Almost halfway through the anticipated three weeks of testimony in one of tech's biggest court cases in a decade, it remains unclear whether Epic Games or Apple has the upper hand. But already a few fascinating facts about both companies' inner workings have come to light in the antitrust suit.

Epic, the private Cary, North Carolina-based business behind the hit video game Fortnite, alleges that Apple has abused its power over software and game developers by charging commissions of roughly 30 percent on any purchases customers make within their iPhone apps. Epic also argues that Apple's app-review process holds back developers from opportunities and from competing fairly.

In U.S. District Court in Oakland, California, Epic's lawyer, Katherine Forrest, alleged that Apple, the $2 trillion company, charges commissions unfairly, and compared its app marketplace to a car dealership: "Apple takes a cut of every stop at a gas station after the car has been purchased, with no payment alternatives."

Apple has argued that its app marketplace is fair and provides a secure platform with solid technology that benefits developers, and that Epic planned its breach of contract, which occurred in August 2020, when it tried to circumvent Apple's in-app payment system.

The Epic Games v. Apple trial, which began on May 3, could have significant ramifications for Apple--already under antitrust pressure from Washington and the E.U.--and might set a precedent for how other online marketplaces function, and how money moves through devices such as phones and gaming consoles.
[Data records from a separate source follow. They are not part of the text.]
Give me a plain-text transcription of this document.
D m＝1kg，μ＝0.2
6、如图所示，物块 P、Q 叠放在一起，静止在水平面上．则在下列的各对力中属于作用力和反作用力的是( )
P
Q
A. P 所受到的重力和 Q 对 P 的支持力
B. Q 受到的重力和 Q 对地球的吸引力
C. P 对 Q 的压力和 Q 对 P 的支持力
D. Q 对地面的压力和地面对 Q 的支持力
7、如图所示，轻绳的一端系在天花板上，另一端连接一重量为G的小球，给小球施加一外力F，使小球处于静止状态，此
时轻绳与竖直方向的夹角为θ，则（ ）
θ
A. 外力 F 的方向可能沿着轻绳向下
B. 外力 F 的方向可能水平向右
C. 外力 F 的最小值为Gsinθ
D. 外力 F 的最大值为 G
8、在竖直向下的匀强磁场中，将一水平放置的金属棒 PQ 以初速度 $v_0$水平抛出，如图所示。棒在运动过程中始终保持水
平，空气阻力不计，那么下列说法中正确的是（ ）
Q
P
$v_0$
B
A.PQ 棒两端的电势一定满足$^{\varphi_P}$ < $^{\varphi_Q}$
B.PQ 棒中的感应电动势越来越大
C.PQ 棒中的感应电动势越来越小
Here are the biggest takeaways so far from Apple and Epic executives' testimony and the troves of document submissions in the case.

1. Epic's own games store has yet to turn a profit

Epic CEO Tim Sweeney said in his testimony that the Epic Games Store is "hundreds of millions of dollars short of being profitable," and wouldn't be in the black for three or four years. His company projects that the store will incur $719 million in losses by 2027, he added. Other testimony illuminated that Epic's breakout game, Fortnite, made more than $9 billion in its first two years, and that the company had revenue of more than $5 billion in 2020.

2. A lot of publicity went into Epic's protest of Apple's system

It was internally called "Project Liberty": Sweeney admitted that on August 13, 2020, Epic intentionally breached its contract with Apple, and that he knew Fortnite's removal from the App Store was a possibility. He said he hoped that by launching the project, which involved in-app code that evaded Apple's payment system, Fortnite could cause Apple to "seriously reconsider its policy."

Apple didn't reconsider, so Sweeney sued on the same day, and simultaneously urged Fortnite gamers to rally around the #FreeFortnite hashtag. Epic also published a video parodying Apple's iconic 1984 advertisement, Sweeney said in court, "to demonstrate to smartphone owners that removing the platform fees would result in savings for them." His testimony was not entirely surprising, given that he had previously stated that his company spent months preparing for the battle with Apple--and that for him the case is about more than Apple's 30 percent fee: "I felt all along that open platforms are the key to free markets and the future of computing."

3. Walmart was building a secret streaming service

Documents submitted to the court revealed the previously unknown fact that Walmart had been working on a streaming service, which seemed to have been called "Project Storm." It is not clear when the company planned to launch the service, nor its current status.

4. Apple regularly negotiates with top companies about their apps

At least 60 binders of documents showed that Apple regularly engages in negotiations with companies such as Facebook, Microsoft, and Netflix. The documents show while Apple upheld its policies when complaints arose, it did offer those companies concessions, including front-page placement on the App Store and publicity through Apple product launches. 

5. Apple-Epic relations haven't always been contentious

Apple negotiated with Epic about promoting Fortnite just as it has about other major apps. The conversation began even before the game's launch in 2015, when it was demonstrated onstage playing on a Mac at Apple's annual developer conference.

There's more history of friendly relations between the two companies as well:

  • Apple modified the iPhone's software so that Fortnite players could compete against each other if one was on a phone and another on a video-game console, according to Sweeney.
  • Epic's executives thanked Apple for the support Fortnite was getting from the App Store, according to documents.
  • Sweeney said he personally uses an iPhone, because he thinks Apple offers better security and privacy than smartphones running on Google's Android software.

6. The judge caused parents to raise eyebrows

When Sweeney was questioned about in-app purchases, U.S. District judge Yvonne Gonzalez Rogers asked whether the company's desire to be free of Apple's in-app purchase requirements meant that it wanted game players, including minors, to have access to "what I would call, as a parent, an impulse purchase." Sweeney's reply: "Yes, customer convenience is a huge factor in this."